Context: As world leaders emphasise the importance of preventing a humanitarian crisis in Gaza, COGAT (Coordinator of Government Activities in the Territories) claimed yesterday that Hamas possesses fuel reserves, and is continuing to take control of private fuel reserves. Essential facilities in Gaza depend on the fuel depots of Hamas, which supplies a limited quantity every few days.
- According to new intelligence received and exposed by the IDF, Hamas has a fuel depot of approximately one million litres, and is controlling the supply of fuel to hospitals and other essential facilities, according to its own interests. It does so to add pressure to the international discourse by creating the public perception of a fuel shortage in the Gaza Strip.
- Gaza has local energy production based on solar farms and on generators powered by private fuel reserves, COGAT says. All the essential facilities — hospitals, desalination plants, wells, and the like — have alternative energy sources. For example, 70 percent of the energy needs of the European Hospital are met by solar energy.

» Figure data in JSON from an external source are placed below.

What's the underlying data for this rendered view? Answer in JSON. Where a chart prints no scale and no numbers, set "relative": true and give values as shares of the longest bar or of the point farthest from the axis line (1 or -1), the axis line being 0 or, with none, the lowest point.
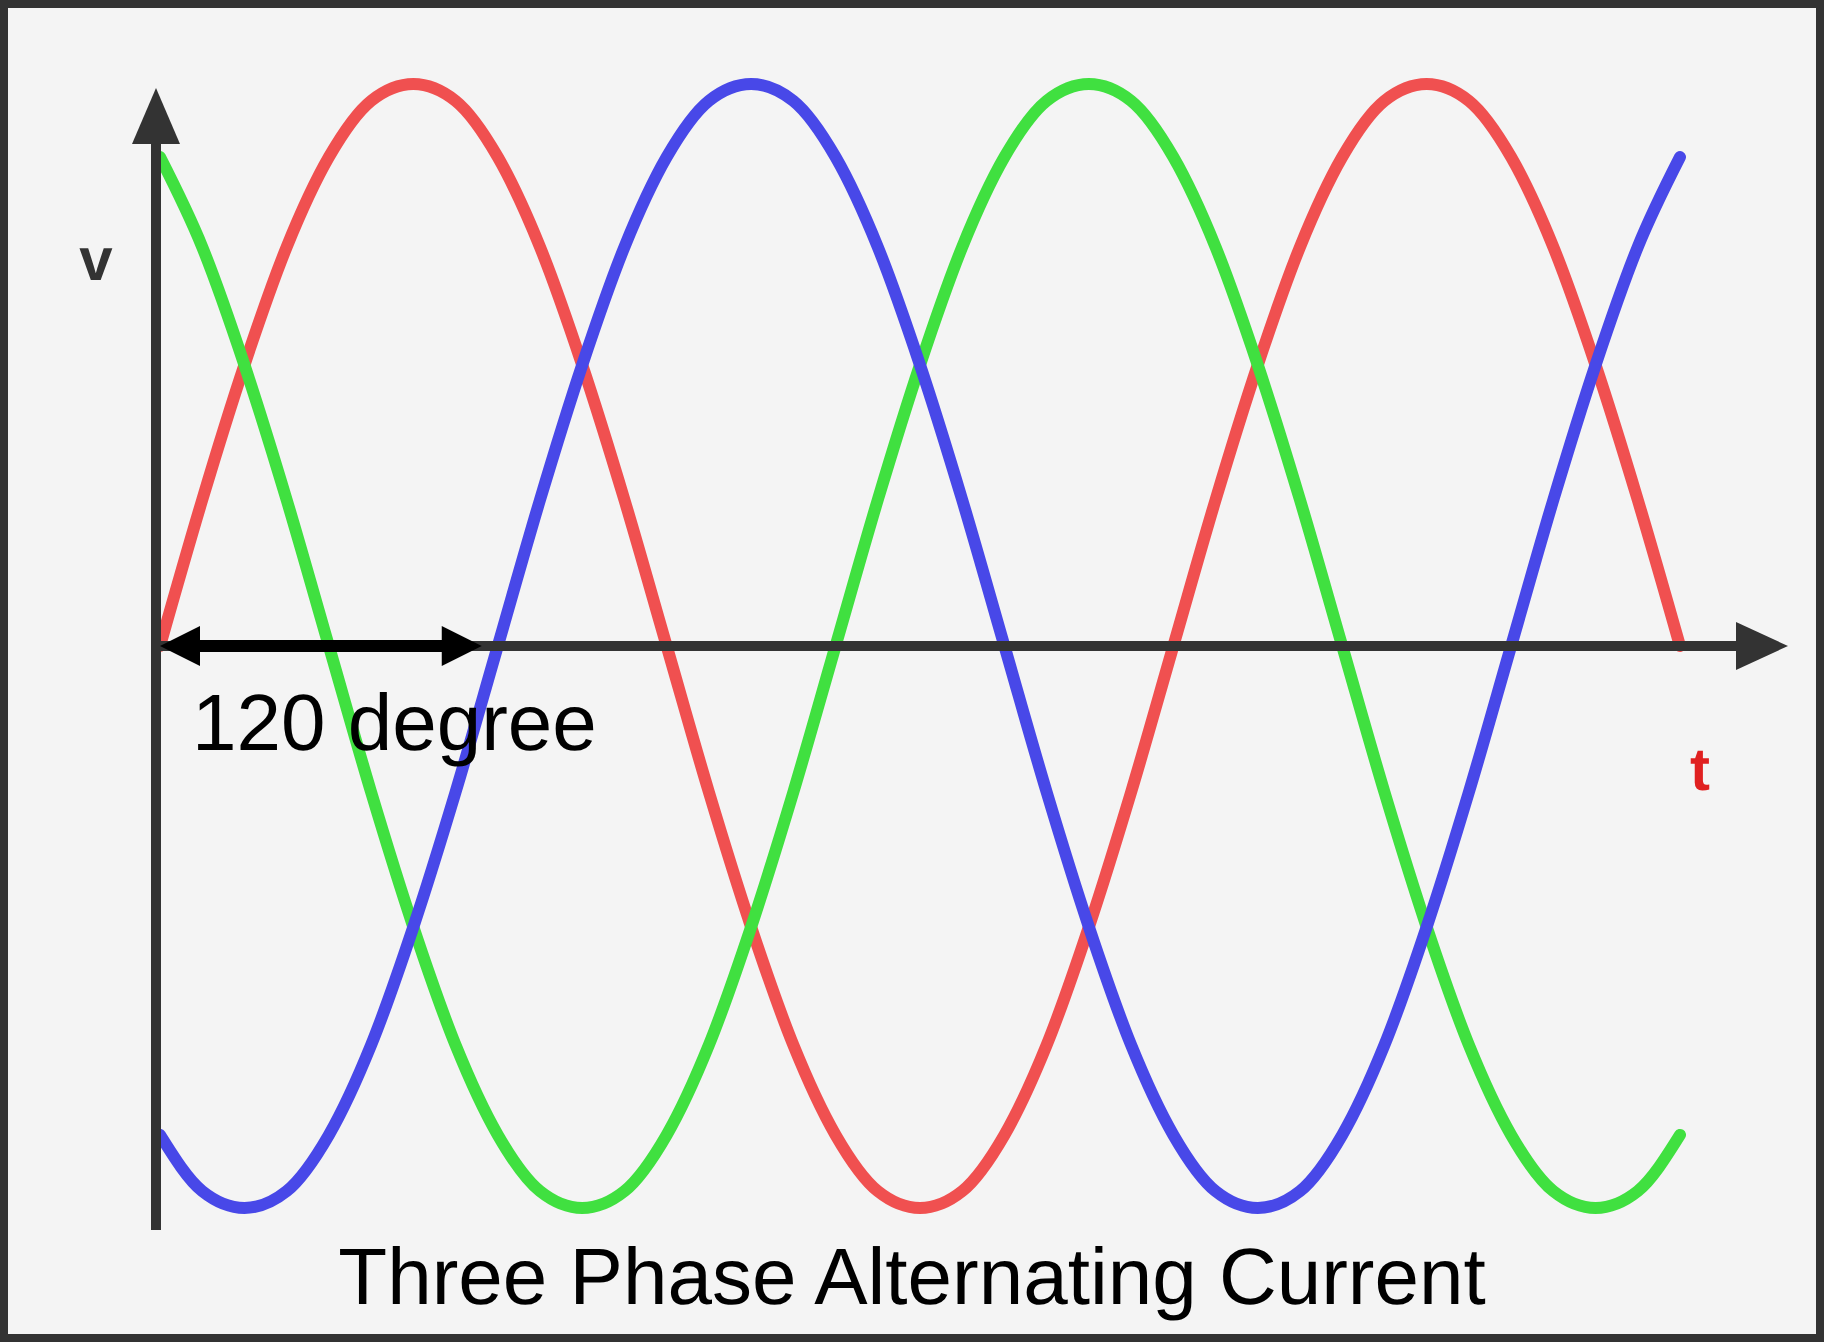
{
  "chart_data": {
    "type": "line",
    "title": "Three Phase Alternating Current",
    "xlabel": "t",
    "ylabel": "v",
    "relative": true,
    "marker": "none",
    "line_style": "solid",
    "annotations": [
      "120 degree"
    ],
    "categories": [
      null,
      null,
      null,
      null,
      null,
      null,
      null,
      null,
      null,
      null,
      null,
      null,
      null,
      null,
      null,
      null,
      null,
      null,
      null,
      null,
      null,
      null,
      null,
      null,
      null,
      null,
      null,
      null,
      null,
      null,
      null,
      null,
      null,
      null,
      null,
      null,
      null
    ],
    "series": [
      {
        "color": "#f05050",
        "values": [
          0,
          0.26,
          0.5,
          0.71,
          0.87,
          0.97,
          1,
          0.97,
          0.87,
          0.71,
          0.5,
          0.26,
          0,
          -0.26,
          -0.5,
          -0.71,
          -0.87,
          -0.97,
          -1,
          -0.97,
          -0.87,
          -0.71,
          -0.5,
          -0.26,
          0,
          0.26,
          0.5,
          0.71,
          0.87,
          0.97,
          1,
          0.97,
          0.87,
          0.71,
          0.5,
          0.26,
          0
        ]
      },
      {
        "color": "#40e040",
        "values": [
          0.87,
          0.71,
          0.5,
          0.26,
          0,
          -0.26,
          -0.5,
          -0.71,
          -0.87,
          -0.97,
          -1,
          -0.97,
          -0.87,
          -0.71,
          -0.5,
          -0.26,
          0,
          0.26,
          0.5,
          0.71,
          0.87,
          0.97,
          1,
          0.97,
          0.87,
          0.71,
          0.5,
          0.26,
          0,
          -0.26,
          -0.5,
          -0.71,
          -0.87,
          -0.97,
          -1,
          -0.97,
          -0.87
        ]
      },
      {
        "color": "#4848e8",
        "values": [
          -0.87,
          -0.97,
          -1,
          -0.97,
          -0.87,
          -0.71,
          -0.5,
          -0.26,
          0,
          0.26,
          0.5,
          0.71,
          0.87,
          0.97,
          1,
          0.97,
          0.87,
          0.71,
          0.5,
          0.26,
          0,
          -0.26,
          -0.5,
          -0.71,
          -0.87,
          -0.97,
          -1,
          -0.97,
          -0.87,
          -0.71,
          -0.5,
          -0.26,
          0,
          0.26,
          0.5,
          0.71,
          0.87
        ]
      }
    ]
  }
}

- COGAT also says there is no shortage of food for the near term, and food reserves in the Strip are sufficient for at least a month. Medical supplies are sufficient for the near term, both by Hamas and by the international organisations.
- According to COGAT, there is also currently no water shortage in Gaza. The Birket Sa’id water line, which was damaged by Hamas mortar fire, has been repaired and is once more supplying water to the residents of the central Gaza Strip. The reopening of the Birket Sa’id water line has improved the water accessibility and quality.
- In the northern Gaza Strip, the municipalities distribute water from tanks. They also pump water from the ground and into the water system. In the southern Gaza Strip, and particularly in the Khan Younis area which is served by the Bani Suheila water line, there is a constant supply of water.
Looking ahead: The UN Security Council is scheduled to hold an emergency meeting this afternoon at the request of the United Arab Emirates. The council has already rejected four draft resolutions – one vetoed by the US, one vetoed by Russia and China, and two that failed to get the minimum nine “yes” votes.
- Amid concerns of regional escalation, Jordan has asked the US to deploy its Patriot missile defence system to bolster its border defences.